Both analysis took into account only the training compute. If we also want to take inference cost of the model, then it is more optimal to train a smaller model for much greater number of tokens. For example Lamma 3 8B was trained of 15 Trillion tokens which is a \(D:N \approx 1875:1\) ratio. This was we get a model that performs much like larger system while remaining cheaper to serve.

2. Data Pipeline

With such massive datasets to train on, the process of curating the dataset (i.e. deduplication, data quality, and data mix), and tokenizing also requires special attention.

2.1. Tokenization

Uses algorithms like:

BPE (Byte-Pair Encoding)
Unigram
SentencePiece (more language agnostic; applies BPE or Unigram)

See: this article for details.

2.2. Deduplication

Exact matching isn't feasbile with such large dataset.
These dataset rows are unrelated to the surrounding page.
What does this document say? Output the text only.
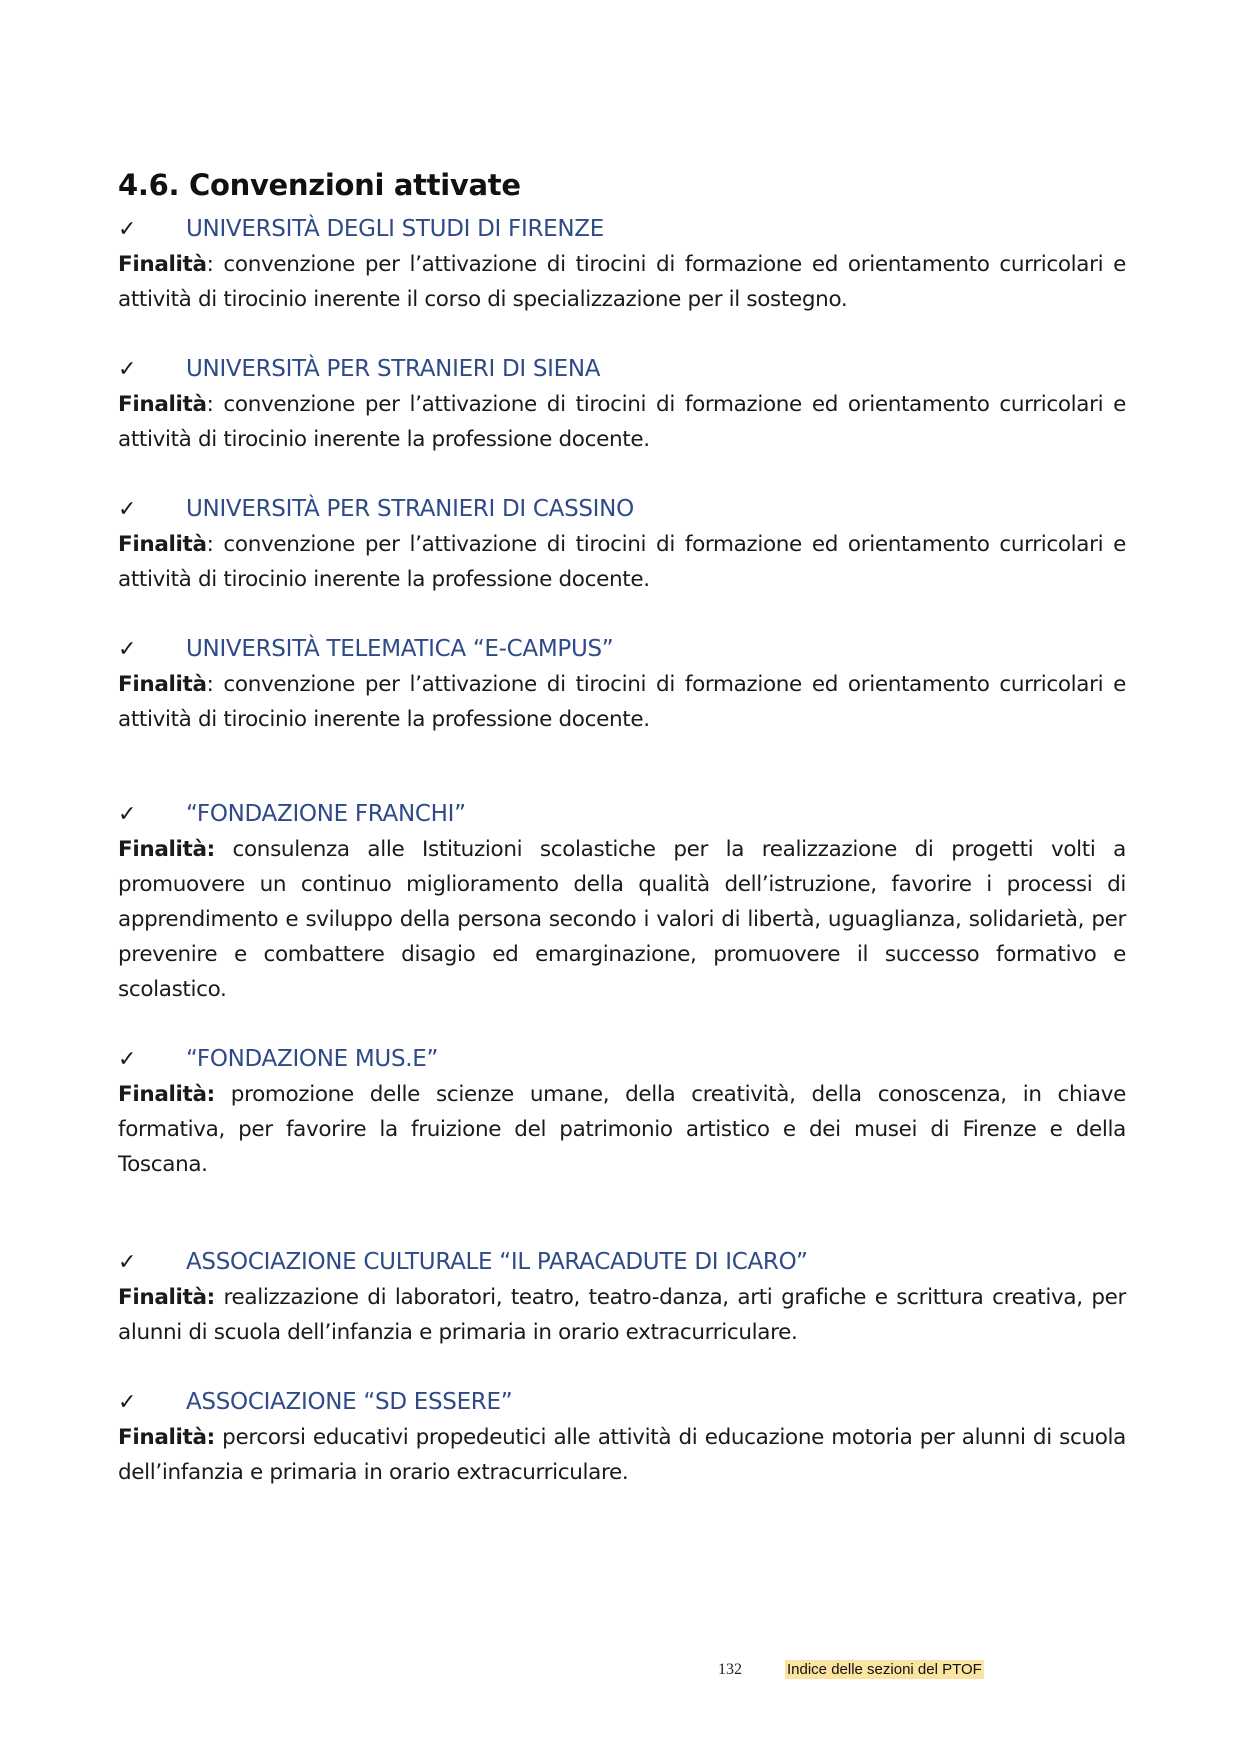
4.6. Convenzioni attivate
✓	UNIVERSITÀ DEGLI STUDI DI FIRENZE

Finalità: convenzione per l’attivazione di tirocini di formazione ed orientamento curricolari e attività di tirocinio inerente il corso di specializzazione per il sostegno.

✓	UNIVERSITÀ PER STRANIERI DI SIENA

Finalità: convenzione per l’attivazione di tirocini di formazione ed orientamento curricolari e attività di tirocinio inerente la professione docente.

✓	UNIVERSITÀ PER STRANIERI DI CASSINO

Finalità: convenzione per l’attivazione di tirocini di formazione ed orientamento curricolari e attività di tirocinio inerente la professione docente.

✓	UNIVERSITÀ TELEMATICA “E-CAMPUS”

Finalità: convenzione per l’attivazione di tirocini di formazione ed orientamento curricolari e attività di tirocinio inerente la professione docente.

✓	“FONDAZIONE FRANCHI”

Finalità: consulenza alle Istituzioni scolastiche per la realizzazione di progetti volti a promuovere un continuo miglioramento della qualità dell’istruzione, favorire i processi di apprendimento e sviluppo della persona secondo i valori di libertà, uguaglianza, solidarietà, per prevenire e combattere disagio ed emarginazione, promuovere il successo formativo e scolastico.

✓	“FONDAZIONE MUS.E”

Finalità: promozione delle scienze umane, della creatività, della conoscenza, in chiave formativa, per favorire la fruizione del patrimonio artistico e dei musei di Firenze e della Toscana.

✓	ASSOCIAZIONE CULTURALE “IL PARACADUTE DI ICARO”

Finalità: realizzazione di laboratori, teatro, teatro-danza, arti grafiche e scrittura creativa, per alunni di scuola dell’infanzia e primaria in orario extracurriculare.

✓	ASSOCIAZIONE “SD ESSERE”

Finalità: percorsi educativi propedeutici alle attività di educazione motoria per alunni di scuola dell’infanzia e primaria in orario extracurriculare.

132	Indice delle sezioni del PTOF
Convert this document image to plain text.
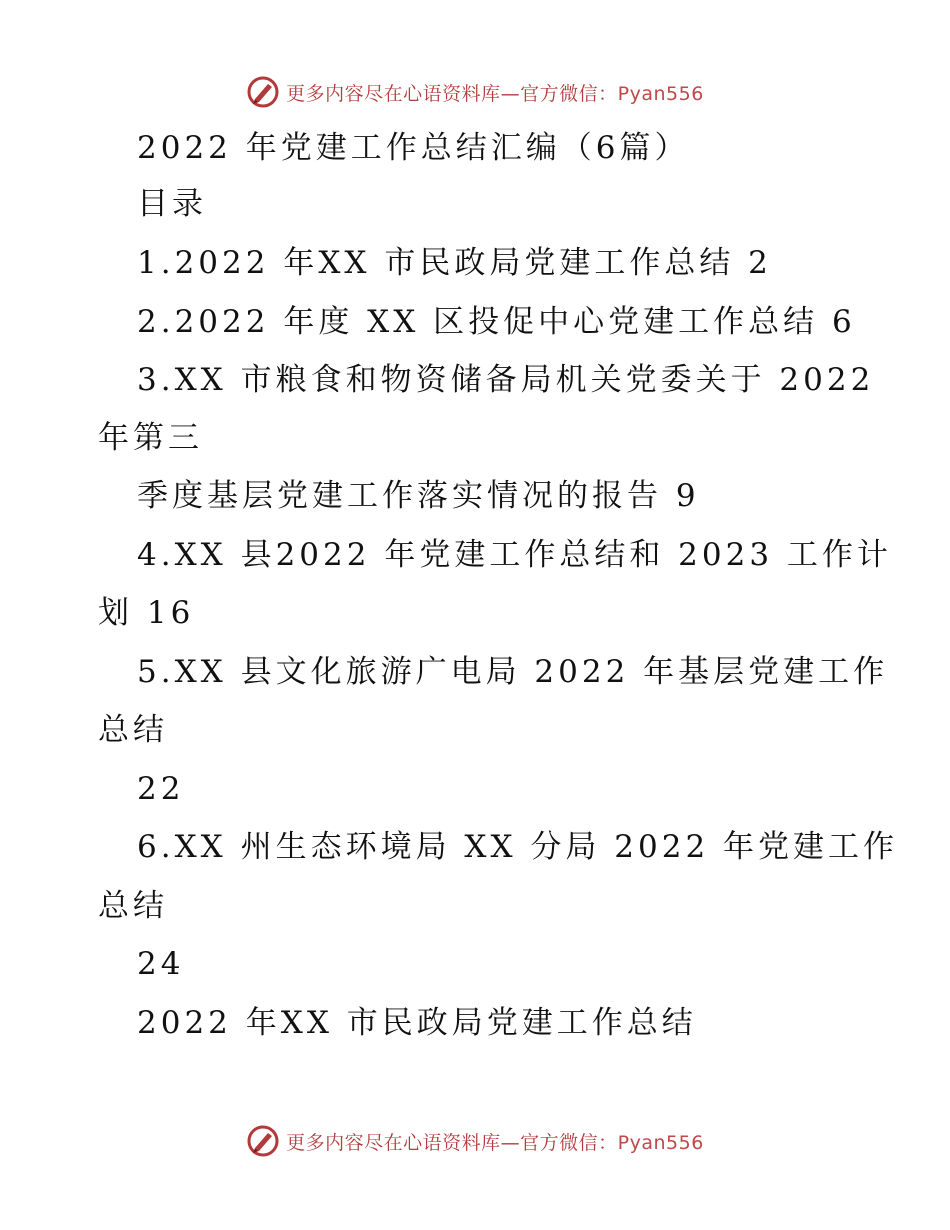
更多内容尽在心语资料库—官方微信：Pyan556
2022 年党建工作总结汇编（6篇）
目录
1.2022 年XX 市民政局党建工作总结 2
2.2022 年度 XX 区投促中心党建工作总结 6
3.XX 市粮食和物资储备局机关党委关于 2022
年第三
季度基层党建工作落实情况的报告 9
4.XX 县2022 年党建工作总结和 2023 工作计
划 16
5.XX 县文化旅游广电局 2022 年基层党建工作
总结
22
6.XX 州生态环境局 XX 分局 2022 年党建工作
总结
24
2022 年XX 市民政局党建工作总结
更多内容尽在心语资料库—官方微信：Pyan556
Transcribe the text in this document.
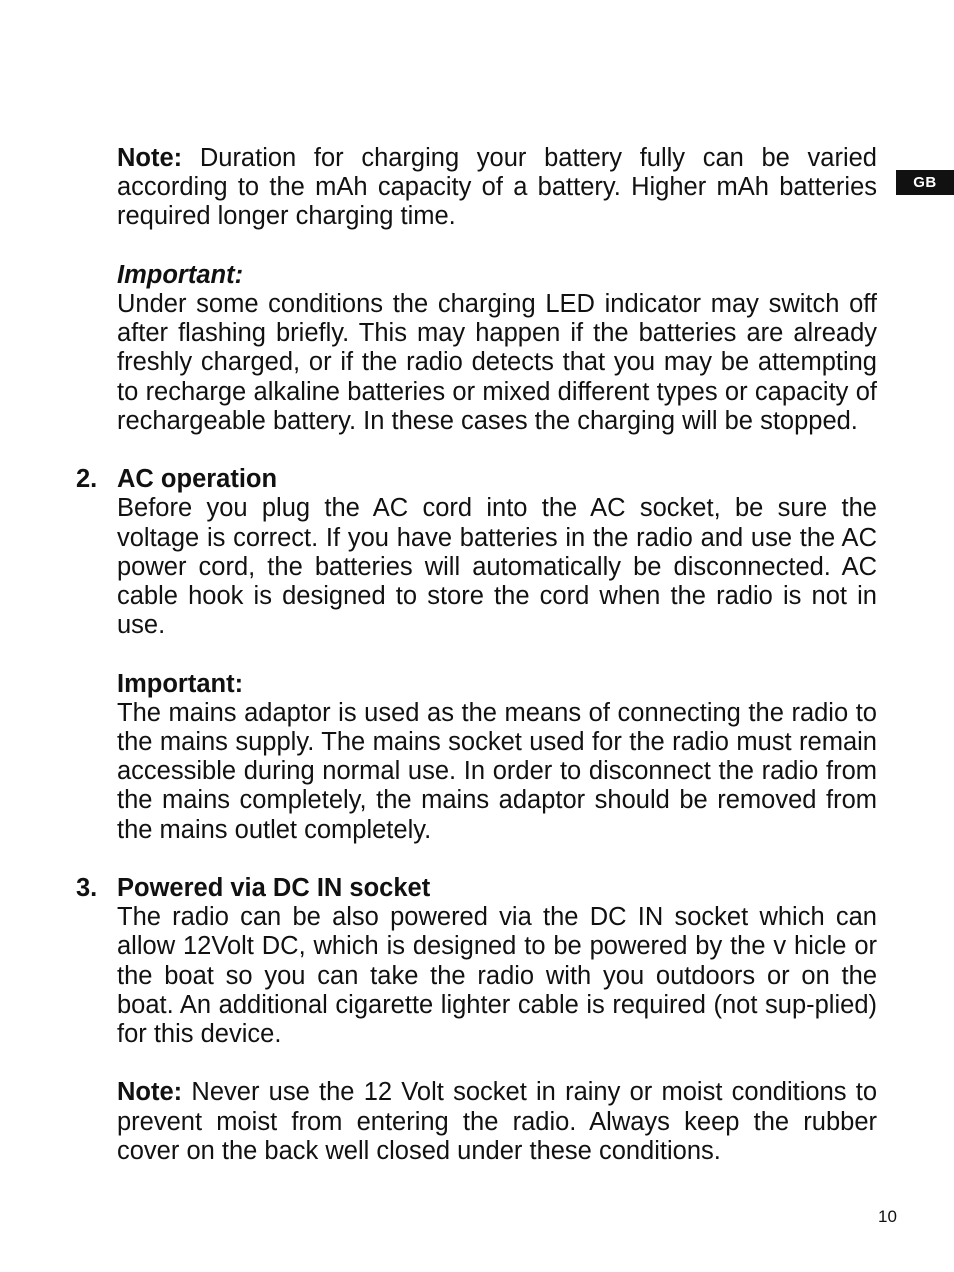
GB

Note: Duration for charging your battery fully can be varied according to the mAh capacity of a battery. Higher mAh batteries required longer charging time.

Important:

Under some conditions the charging LED indicator may switch off after flashing briefly. This may happen if the batteries are already freshly charged, or if the radio detects that you may be attempting to recharge alkaline batteries or mixed different types or capacity of rechargeable battery. In these cases the charging will be stopped.

2. AC operation

Before you plug the AC cord into the AC socket, be sure the voltage is correct. If you have batteries in the radio and use the AC power cord, the batteries will automatically be disconnected. AC cable hook is designed to store the cord when the radio is not in use.

Important:

The mains adaptor is used as the means of connecting the radio to the mains supply. The mains socket used for the radio must remain accessible during normal use. In order to disconnect the radio from the mains completely, the mains adaptor should be removed from the mains outlet completely.

3. Powered via DC IN socket

The radio can be also powered via the DC IN socket which can allow 12Volt DC, which is designed to be powered by the v hicle or the boat so you can take the radio with you outdoors or on the boat. An additional cigarette lighter cable is required (not sup-plied) for this device.

Note: Never use the 12 Volt socket in rainy or moist conditions to prevent moist from entering the radio. Always keep the rubber cover on the back well closed under these conditions.

10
Hence some of the following techniques are used:

Bloom Filters for exact match - If document hash is detected by filter, no need for expensive storage lookup
MinHash LSH (Locality Sensitive Hashing) for Near Duplicate Detection

2.3. Quality Filtering

Heuristic Filtering: Based on word count, symbol-to-word ratio, mean word length, number of bullet points, number of stop words, KL divergence of token distribution with expected distribution in natural language and other heuristics, a document may be classified as gibberish or natural language

But this approach can remove ~18% of good tokens.
Model Based Quality Filtering:
1. Use a large capable model (e.g. Llama 3 70B) to score a subset of documents
2. Train an small classifier on the resulting scored dataset
3. Use that fast classifier for filtering

2.4. Data Mixing

Empirically it is found that natural language is good for fluency but code and math data are drivers of reasoning capability. A typical mix (Llama 3.1) is:

50% General Knowledge
25% Math and reasoning
17% Code
8% Multilingual

Some researchers do dynamic mixing where the proportion of code is higher in earlier phase to get good reasoning and then training on more general knowledge data for fluency.

At the end an "Annealing" phase is done where the the learning rate is decayed to zero and model is trained on hard maths and high quality reasoning traces.

3. Distributed Training

Classically there are 3 dimensions of parallelism:

Data Parallelism: Batches are divided into mini batches
Tensor Parallelism: Single weight matrix is sharded across GPUs
Pipeline Parallelism: Model is divided into sequence of layers, and sharded across the GPU.

To keep the parameters upto date, after an optimizer update step, an reduce-scatter + all-gather on the parameters is required.

Apart from this there is another technique called ZeRO (Zero Redundancy Optimizer):

Stage 1: Optimizer State are sharded across the data parallel GPUs. Each GPU updates its own shard of states. To transfer optimizer states requires a reduce-scatter + all-gather
Stage 2: Gradient are also sharded. And the gradients are communicated just after they are computed and then discarded.
Stage 3: Parameters are also sharded. Each GPU much fetch the parameters for the layer from the GPU that owns that layer. In addition to previous stage, an all-gather for parameters is needed.

Comparision of Communication Volume (where \(\Phi\) is model size):

Method	Communication	Memory Savings
Standard	\(2\Phi\)	1x (Baseline)
ZeRO Stage 1	\(2\Phi\)	4x
ZeRO Stage 2	\(2\Phi\)	8x
ZeRO Stage 3	\(2\Phi\)	Linear with GPUs

Activation recomputation/checkpointing is another technique to save memory.

4. Numerical Precision

Moving for floating point 32 to floating point 16 cand double the throughput and halve the memory requirement. But FP16 uses 5 bits for exponent and 10 bits for mantissa. This is good precision but small dynamic range (max value ~65,000).

So, Brain Float is used to solve this issue. BF16 uses 8 bits for exponent (same as FP32) and 7 bits for mantissa.

Additionally mixed precision training is used to optimize memory and communication overhead. Matrix multiplication can use 16 bits while while loss accumulation is done in FP32 to maintain convergence.